L’assessore regionale lombardo ai Trasporti e Mobilità sostenibile, Franco Lucente, interviene in merito alla ipotizzata estensione del pagamento del ticket sull’area C a Milano anche nei weekend.
“Il Comune di Milano – ha detto l’assessore – avrà fatto le sue valutazioni sulle quali non entro nel merito. Parlano però i fatti: a farne le spese saranno ancora una volta i commercianti e cittadini che dall’hinterland e dal resto della Lombardia si spostano verso il capoluogo. Non sono per niente convinto che un piano strategico e condiviso di mobilità sostenibile debba per forza prevedere gabelle e sanzioni pecuniarie piuttosto salate. L’accanimento verso i lombardi che si recano sul posto di lavoro e ora addirittura verso coloro che nei weekend si spostano per turismo, mi pare davvero eccessivo”.

“Milano – ha aggiunto Lucente – è una metropoli e ogni scelta si riverbera inesorabilmente sulle altre realtà territoriali circostanti, che in questo momento le subiscono e basta. La condivisione di una strategia sulla gestione del traffico e delle soluzioni da adottare per migliorare il sistema viabilistico metropolitano e regionale sarebbe auspicabile, coinvolgendo tutti gli enti interessati, a cominciare da Regione Lombardia. Dal Comune di Milano, invece, arrivano solo decisioni impopolari che, dati alla mano, non portano a miglioramenti significativi in ambito ecologico e che colpiscono solo i cittadini”

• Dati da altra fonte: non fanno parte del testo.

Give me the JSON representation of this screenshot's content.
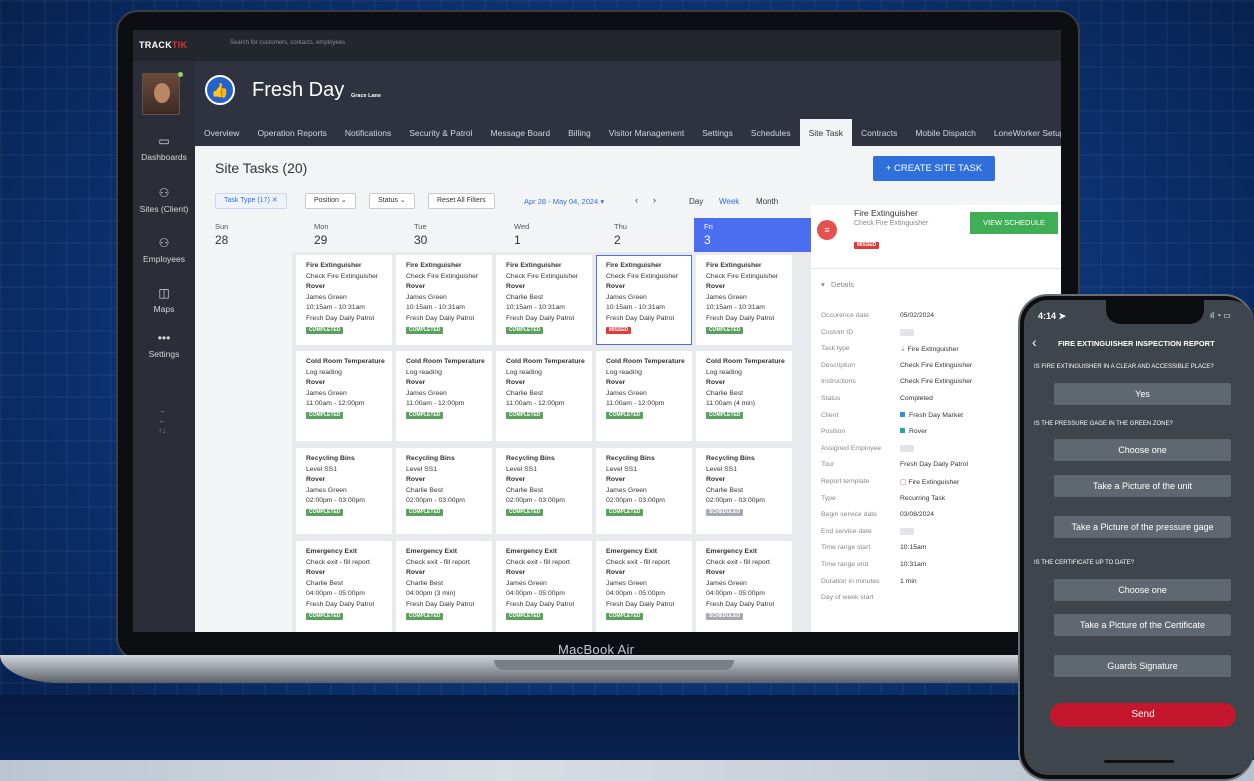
{
  "app": {
    "logo": "TRACKTIK",
    "logo_a": "TRACK",
    "logo_b": "TIK",
    "search_placeholder": "Search for customers, contacts, employees"
  },
  "laptop": {
    "brand": "MacBook Air"
  },
  "sidebar": {
    "items": [
      {
        "label": "Dashboards",
        "icon": "monitor-icon"
      },
      {
        "label": "Sites (Client)",
        "icon": "sites-icon"
      },
      {
        "label": "Employees",
        "icon": "employees-icon"
      },
      {
        "label": "Maps",
        "icon": "map-icon"
      },
      {
        "label": "Settings",
        "icon": "more-icon"
      }
    ]
  },
  "header": {
    "title": "Fresh Day",
    "subtitle": "Grace Lane"
  },
  "tabs": [
    "Overview",
    "Operation Reports",
    "Notifications",
    "Security & Patrol",
    "Message Board",
    "Billing",
    "Visitor Management",
    "Settings",
    "Schedules",
    "Site Task",
    "Contracts",
    "Mobile Dispatch",
    "LoneWorker Setup"
  ],
  "active_tab": "Site Task",
  "page": {
    "title": "Site Tasks (20)",
    "create_label": "+ CREATE SITE TASK"
  },
  "filters": {
    "task_type": "Task Type (17)",
    "position": "Position",
    "status": "Status",
    "reset": "Reset All Filters",
    "date_range": "Apr 28 - May 04, 2024",
    "views": [
      "Day",
      "Week",
      "Month"
    ],
    "active_view": "Week"
  },
  "calendar": {
    "days": [
      {
        "name": "Sun",
        "num": "28"
      },
      {
        "name": "Mon",
        "num": "29"
      },
      {
        "name": "Tue",
        "num": "30"
      },
      {
        "name": "Wed",
        "num": "1"
      },
      {
        "name": "Thu",
        "num": "2"
      },
      {
        "name": "Fri",
        "num": "3"
      }
    ],
    "rows": [
      [
        {
          "title": "Fire Extinguisher",
          "desc": "Check Fire Extinguisher",
          "pos": "Rover",
          "emp": "James Green",
          "time": "10:15am - 10:31am",
          "tour": "Fresh Day Daily Patrol",
          "status": "COMPLETED"
        },
        {
          "title": "Fire Extinguisher",
          "desc": "Check Fire Extinguisher",
          "pos": "Rover",
          "emp": "James Green",
          "time": "10:15am - 10:31am",
          "tour": "Fresh Day Daily Patrol",
          "status": "COMPLETED"
        },
        {
          "title": "Fire Extinguisher",
          "desc": "Check Fire Extinguisher",
          "pos": "Rover",
          "emp": "Charlie Best",
          "time": "10:15am - 10:31am",
          "tour": "Fresh Day Daily Patrol",
          "status": "COMPLETED"
        },
        {
          "title": "Fire Extinguisher",
          "desc": "Check Fire Extinguisher",
          "pos": "Rover",
          "emp": "James Green",
          "time": "10:15am - 10:31am",
          "tour": "Fresh Day Daily Patrol",
          "status": "MISSED"
        },
        {
          "title": "Fire Extinguisher",
          "desc": "Check Fire Extinguisher",
          "pos": "Rover",
          "emp": "James Green",
          "time": "10:15am - 10:31am",
          "tour": "Fresh Day Daily Patrol",
          "status": "COMPLETED"
        }
      ],
      [
        {
          "title": "Cold Room Temperature",
          "desc": "Log reading",
          "pos": "Rover",
          "emp": "James Green",
          "time": "11:00am - 12:00pm",
          "tour": "",
          "status": "COMPLETED"
        },
        {
          "title": "Cold Room Temperature",
          "desc": "Log reading",
          "pos": "Rover",
          "emp": "James Green",
          "time": "11:00am - 12:00pm",
          "tour": "",
          "status": "COMPLETED"
        },
        {
          "title": "Cold Room Temperature",
          "desc": "Log reading",
          "pos": "Rover",
          "emp": "Charlie Best",
          "time": "11:00am - 12:00pm",
          "tour": "",
          "status": "COMPLETED"
        },
        {
          "title": "Cold Room Temperature",
          "desc": "Log reading",
          "pos": "Rover",
          "emp": "James Green",
          "time": "11:00am - 12:00pm",
          "tour": "",
          "status": "COMPLETED"
        },
        {
          "title": "Cold Room Temperature",
          "desc": "Log reading",
          "pos": "Rover",
          "emp": "Charlie Best",
          "time": "11:00am (4 min)",
          "tour": "",
          "status": "COMPLETED"
        }
      ],
      [
        {
          "title": "Recycling Bins",
          "desc": "Level SS1",
          "pos": "Rover",
          "emp": "James Green",
          "time": "02:00pm - 03:00pm",
          "tour": "",
          "status": "COMPLETED"
        },
        {
          "title": "Recycling Bins",
          "desc": "Level SS1",
          "pos": "Rover",
          "emp": "Charlie Best",
          "time": "02:00pm - 03:00pm",
          "tour": "",
          "status": "COMPLETED"
        },
        {
          "title": "Recycling Bins",
          "desc": "Level SS1",
          "pos": "Rover",
          "emp": "Charlie Best",
          "time": "02:00pm - 03:00pm",
          "tour": "",
          "status": "COMPLETED"
        },
        {
          "title": "Recycling Bins",
          "desc": "Level SS1",
          "pos": "Rover",
          "emp": "James Green",
          "time": "02:00pm - 03:00pm",
          "tour": "",
          "status": "COMPLETED"
        },
        {
          "title": "Recycling Bins",
          "desc": "Level SS1",
          "pos": "Rover",
          "emp": "Charlie Best",
          "time": "02:00pm - 03:00pm",
          "tour": "",
          "status": "SCHEDULED"
        }
      ],
      [
        {
          "title": "Emergency Exit",
          "desc": "Check exit - fill report",
          "pos": "Rover",
          "emp": "Charlie Best",
          "time": "04:00pm - 05:00pm",
          "tour": "Fresh Day Daily Patrol",
          "status": "COMPLETED"
        },
        {
          "title": "Emergency Exit",
          "desc": "Check exit - fill report",
          "pos": "Rover",
          "emp": "Charlie Best",
          "time": "04:00pm (3 min)",
          "tour": "Fresh Day Daily Patrol",
          "status": "COMPLETED"
        },
        {
          "title": "Emergency Exit",
          "desc": "Check exit - fill report",
          "pos": "Rover",
          "emp": "James Green",
          "time": "04:00pm - 05:00pm",
          "tour": "Fresh Day Daily Patrol",
          "status": "COMPLETED"
        },
        {
          "title": "Emergency Exit",
          "desc": "Check exit - fill report",
          "pos": "Rover",
          "emp": "James Green",
          "time": "04:00pm - 05:00pm",
          "tour": "Fresh Day Daily Patrol",
          "status": "COMPLETED"
        },
        {
          "title": "Emergency Exit",
          "desc": "Check exit - fill report",
          "pos": "Rover",
          "emp": "James Green",
          "time": "04:00pm - 05:00pm",
          "tour": "Fresh Day Daily Patrol",
          "status": "SCHEDULED"
        }
      ]
    ]
  },
  "detail": {
    "title": "Fire Extinguisher",
    "subtitle": "Check Fire Extinguisher",
    "badge": "MISSED",
    "schedule_button": "VIEW SCHEDULE",
    "section": "Details",
    "fields": [
      {
        "label": "Occurence date",
        "value": "05/02/2024"
      },
      {
        "label": "Custom ID",
        "value": ""
      },
      {
        "label": "Task type",
        "value": "Fire Extinguisher"
      },
      {
        "label": "Description",
        "value": "Check Fire Extinguisher"
      },
      {
        "label": "Instructions",
        "value": "Check Fire Extinguisher"
      },
      {
        "label": "Status",
        "value": "Completed"
      },
      {
        "label": "Client",
        "value": "Fresh Day Market"
      },
      {
        "label": "Position",
        "value": "Rover"
      },
      {
        "label": "Assigned Employee",
        "value": ""
      },
      {
        "label": "Tour",
        "value": "Fresh Day Daily Patrol"
      },
      {
        "label": "Report template",
        "value": "Fire Extinguisher"
      },
      {
        "label": "Type",
        "value": "Recurring Task"
      },
      {
        "label": "Begin service date",
        "value": "03/08/2024"
      },
      {
        "label": "End service date",
        "value": ""
      },
      {
        "label": "Time range start",
        "value": "10:15am"
      },
      {
        "label": "Time range end",
        "value": "10:31am"
      },
      {
        "label": "Duration in minutes",
        "value": "1 min"
      },
      {
        "label": "Day of week start",
        "value": ""
      }
    ]
  },
  "phone": {
    "time": "4:14",
    "report_title": "FIRE EXTINGUISHER INSPECTION REPORT",
    "q1": "IS FIRE EXTINGUISHER IN A CLEAR AND ACCESSIBLE PLACE?",
    "a1": "Yes",
    "q2": "IS THE PRESSURE GAGE IN THE GREEN ZONE?",
    "a2": "Choose one",
    "b_unit": "Take a Picture of the unit",
    "b_gage": "Take a Picture of the pressure gage",
    "q3": "IS THE CERTIFICATE UP TO DATE?",
    "a3": "Choose one",
    "b_cert": "Take a Picture of the Certificate",
    "b_sig": "Guards Signature",
    "send": "Send"
  },
  "colors": {
    "accent": "#2e6fdb",
    "today": "#4b6ef1",
    "completed": "#5aa05f",
    "missed": "#e03b3b",
    "send": "#c4162c"
  }
}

Sulla viabilità milanese è intervenuto anche Simonpaolo Buongiardino, vicepresidente Confcommercio Milano e presidente Assomobilità che ha affermato: “Prosegue imperterrita la battaglia del Comune di Milano contro la mobilità privata, mentre intanto cala lo sharing auto e scooter ed aumenta la pericolosità dei monopattini. Ora si vuole far pagare l’ingresso in Area C anche il sabato e la domenica o, in subordine aumentare il ticket d’ingresso dai 7,50€ (appena innalzato) ai 10€, facendo salvi naturalmente i residenti, più ricchi, che rappresentano anche il bacino elettorale più forte di questa Amministrazione. Mentre il piano parcheggi, che è la vera soluzione viene da anni rinviato.
Abbiamo più volte sottolineato come la riduzione degli ingressi in Area B e C si ottenga con l’offerta di soluzioni alternative e non con il deterrente della penalizzazione economica a danno soprattutto dei meno abbienti che dovrebbero avere maggiore tutela, invece, proprio da questa Amministrazione comunale. La strada più volte invocata è quella strutturale, che passa attraverso una maggiore integrazione del trasporto pubblico locale dell’Area Metropolitana, mai stato nelle priorità di questa Amministrazione, e solo ora in fase di miglioramento con il prolungamento della M4. Poi uno sviluppo dimensionale significativo e il miglioramento di servizio dei parcheggi di interscambio auto/metro e, finalmente, un vero piano parcheggi coraggioso.
Certamente vi è una via facile e redditizia- la penalizzazione economica – ed una più impegnativa, ma vincente: la strutturazione. Ancora una volta si sta scegliendo la prima”.